Azerbaycan yönetimi için Karabağ sorununda atılacak her adım aynı zamanda önemli bir iç politika konusu. Diplomasi masasında verilen sözler, ülkeye gelince anlamsızlaşabiliyor. Gürcistan savaşı ve uluslararası destek beklentisinin boşa çıkması, Azerbaycan’ı Rusya’nın yanına itiyor. Batı yanlısı dış politika, Bakü’de anlamını yitiriyor. Karabağ sorununda ne tür bir mesafe kaydedildiğini anlamak için önümüzdeki ay St. Petersburg’da tarafların Rusya’nın gözetiminde bir araya gelmesini bekleyeceğiz.

Başbakan Erdoğan, Azerbaycan gezisi sırasında ve takip eden süreçte Karabağ sorunu çözülmeden Türkiye’nin Ermenistan ile sınırları açmayacağını söyledi. Acaba gizli diplomasi, futbol diplomasisi ve koşulsuz görüşme planı, yol haritası, hükmünü yitirdi mi?

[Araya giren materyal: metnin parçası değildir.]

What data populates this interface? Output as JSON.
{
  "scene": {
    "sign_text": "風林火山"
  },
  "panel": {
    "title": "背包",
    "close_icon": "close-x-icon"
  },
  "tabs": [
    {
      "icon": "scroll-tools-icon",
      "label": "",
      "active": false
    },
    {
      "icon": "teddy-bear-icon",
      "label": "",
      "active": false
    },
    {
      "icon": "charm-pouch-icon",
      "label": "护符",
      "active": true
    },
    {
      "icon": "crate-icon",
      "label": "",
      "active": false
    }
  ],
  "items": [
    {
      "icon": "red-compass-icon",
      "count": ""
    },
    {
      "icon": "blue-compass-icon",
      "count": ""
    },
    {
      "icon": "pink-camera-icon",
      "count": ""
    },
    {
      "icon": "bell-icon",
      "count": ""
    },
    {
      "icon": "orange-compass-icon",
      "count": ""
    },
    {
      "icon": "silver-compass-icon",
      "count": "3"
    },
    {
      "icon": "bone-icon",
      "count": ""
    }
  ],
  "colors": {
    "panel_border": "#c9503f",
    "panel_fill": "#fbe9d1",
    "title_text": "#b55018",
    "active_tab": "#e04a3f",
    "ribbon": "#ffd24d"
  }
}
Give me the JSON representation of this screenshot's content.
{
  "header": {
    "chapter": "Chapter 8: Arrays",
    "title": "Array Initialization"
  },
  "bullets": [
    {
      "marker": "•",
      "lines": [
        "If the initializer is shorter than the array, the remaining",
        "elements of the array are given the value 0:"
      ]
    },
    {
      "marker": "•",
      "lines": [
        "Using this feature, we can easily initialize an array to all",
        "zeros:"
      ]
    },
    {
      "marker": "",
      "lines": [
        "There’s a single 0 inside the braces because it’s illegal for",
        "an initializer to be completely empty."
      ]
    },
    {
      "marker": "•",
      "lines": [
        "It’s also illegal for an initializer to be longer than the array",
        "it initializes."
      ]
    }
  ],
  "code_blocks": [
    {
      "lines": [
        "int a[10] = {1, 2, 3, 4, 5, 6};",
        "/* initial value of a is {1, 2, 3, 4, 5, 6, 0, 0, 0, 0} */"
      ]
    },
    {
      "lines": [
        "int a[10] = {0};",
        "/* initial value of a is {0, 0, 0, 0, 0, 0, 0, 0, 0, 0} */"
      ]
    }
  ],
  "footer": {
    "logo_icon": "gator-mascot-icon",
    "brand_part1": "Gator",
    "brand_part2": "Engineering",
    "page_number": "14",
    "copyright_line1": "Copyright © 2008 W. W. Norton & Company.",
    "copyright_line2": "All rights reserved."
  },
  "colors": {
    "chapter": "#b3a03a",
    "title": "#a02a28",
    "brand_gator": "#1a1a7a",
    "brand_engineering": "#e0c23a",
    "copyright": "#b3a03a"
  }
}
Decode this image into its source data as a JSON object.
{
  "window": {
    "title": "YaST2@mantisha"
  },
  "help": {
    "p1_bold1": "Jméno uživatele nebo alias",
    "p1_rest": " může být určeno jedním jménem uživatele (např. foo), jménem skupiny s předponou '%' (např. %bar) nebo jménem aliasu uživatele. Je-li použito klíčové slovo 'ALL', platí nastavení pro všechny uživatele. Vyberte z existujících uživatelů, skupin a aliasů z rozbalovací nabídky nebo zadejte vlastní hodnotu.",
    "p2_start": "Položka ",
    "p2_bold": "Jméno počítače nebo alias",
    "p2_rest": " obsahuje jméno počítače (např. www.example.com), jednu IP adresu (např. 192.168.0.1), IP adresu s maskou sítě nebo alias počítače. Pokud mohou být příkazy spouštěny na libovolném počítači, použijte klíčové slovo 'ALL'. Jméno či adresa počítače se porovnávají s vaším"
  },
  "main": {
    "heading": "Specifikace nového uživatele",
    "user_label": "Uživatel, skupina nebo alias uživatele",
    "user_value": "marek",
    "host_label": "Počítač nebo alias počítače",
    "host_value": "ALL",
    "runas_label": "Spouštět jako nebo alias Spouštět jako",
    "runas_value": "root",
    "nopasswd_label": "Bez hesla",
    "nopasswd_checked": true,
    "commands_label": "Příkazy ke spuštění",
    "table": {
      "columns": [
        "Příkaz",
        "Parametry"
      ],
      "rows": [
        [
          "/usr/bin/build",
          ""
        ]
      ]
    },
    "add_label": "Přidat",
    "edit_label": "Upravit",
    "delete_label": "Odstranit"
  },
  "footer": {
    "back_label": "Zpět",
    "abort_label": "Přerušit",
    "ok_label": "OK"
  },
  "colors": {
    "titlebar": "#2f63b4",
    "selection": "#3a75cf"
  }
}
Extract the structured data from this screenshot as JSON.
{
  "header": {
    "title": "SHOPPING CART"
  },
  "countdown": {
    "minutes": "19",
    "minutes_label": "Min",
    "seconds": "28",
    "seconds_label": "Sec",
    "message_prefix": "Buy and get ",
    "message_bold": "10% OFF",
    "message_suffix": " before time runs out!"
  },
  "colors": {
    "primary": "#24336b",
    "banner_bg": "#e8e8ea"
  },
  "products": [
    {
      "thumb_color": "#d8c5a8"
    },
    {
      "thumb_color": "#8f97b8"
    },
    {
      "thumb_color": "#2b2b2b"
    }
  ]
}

Erdoğan müdahalesi ile siyasi riski minimize etti. Türkiye’nin Kafkasya’da çok boyutlu bir oyun planı var. Ermenistan ile yakınlaşma, Rusya ile ilişkiler, Azerbaycan faktörü, Nabucco ve Güney Akımı gibi enerji geçiş projeleri ve diğerleri. Azerbaycan’ı bu çok boyutlu ve dinamik süreç içerisinde tutmak gerekiyor.

Siyasi irade oluşuyor

Sadece Nabucco için gaz arayışı, Türkiye’nin enerji ihtiyacı, Azerbaycan ile ilişkilerin iç politikaya yansıması düşünüldüğünde siyasal riskin boyutu anlaşılabilir. Erdoğan’ın Azerbaycan’a Karabağ sorunu ile ilgili garanti vermesi, Ermenistan sürecini bir anda altüst etmedi.

Ermenistan’dan gelen tepkilere bakıldığı zaman, normalleşme sürecinin bir direnç kazandığı, karşılıklı bir siyasi irade ve kamuoyu oluştuğu görülüyor. Erdoğan ve Putin’in Soçi görüşmesi ile Rusya’nın Kafkasya’da Türkiye’nin açılımlarına engel olmayacağı teyit edildi.

Karabağ sorunu ile ilgili Minsk Grubu, Rusya ve ABD’nin yoğun çaba harcayacağı bir döneme giriyoruz. Ermenistan ile ilişkilerde Karabağ sorununun ne ölçüde gündemde olacağını bu girişimler belirleyecek. Ermenistan Türkiye’nin müdahil olmasına taraftar değil. Sorunda mesafe alınması bütün tarafları rahatlatacak. Ancak Karabağ ile ilgili işlerin olumsuz seyri, her şeyin sonu demek değil.

Türkiye-Azerbaycan ilişkilerinde bir gerilim test edildi. Türkiye’nin yönetilebilir riskler alması söz konusu olabilir. Erdoğan’ın risk yönetimi bu durumda daha kritik bir eşikte yeniden devreye girmek durumunda kalabilir.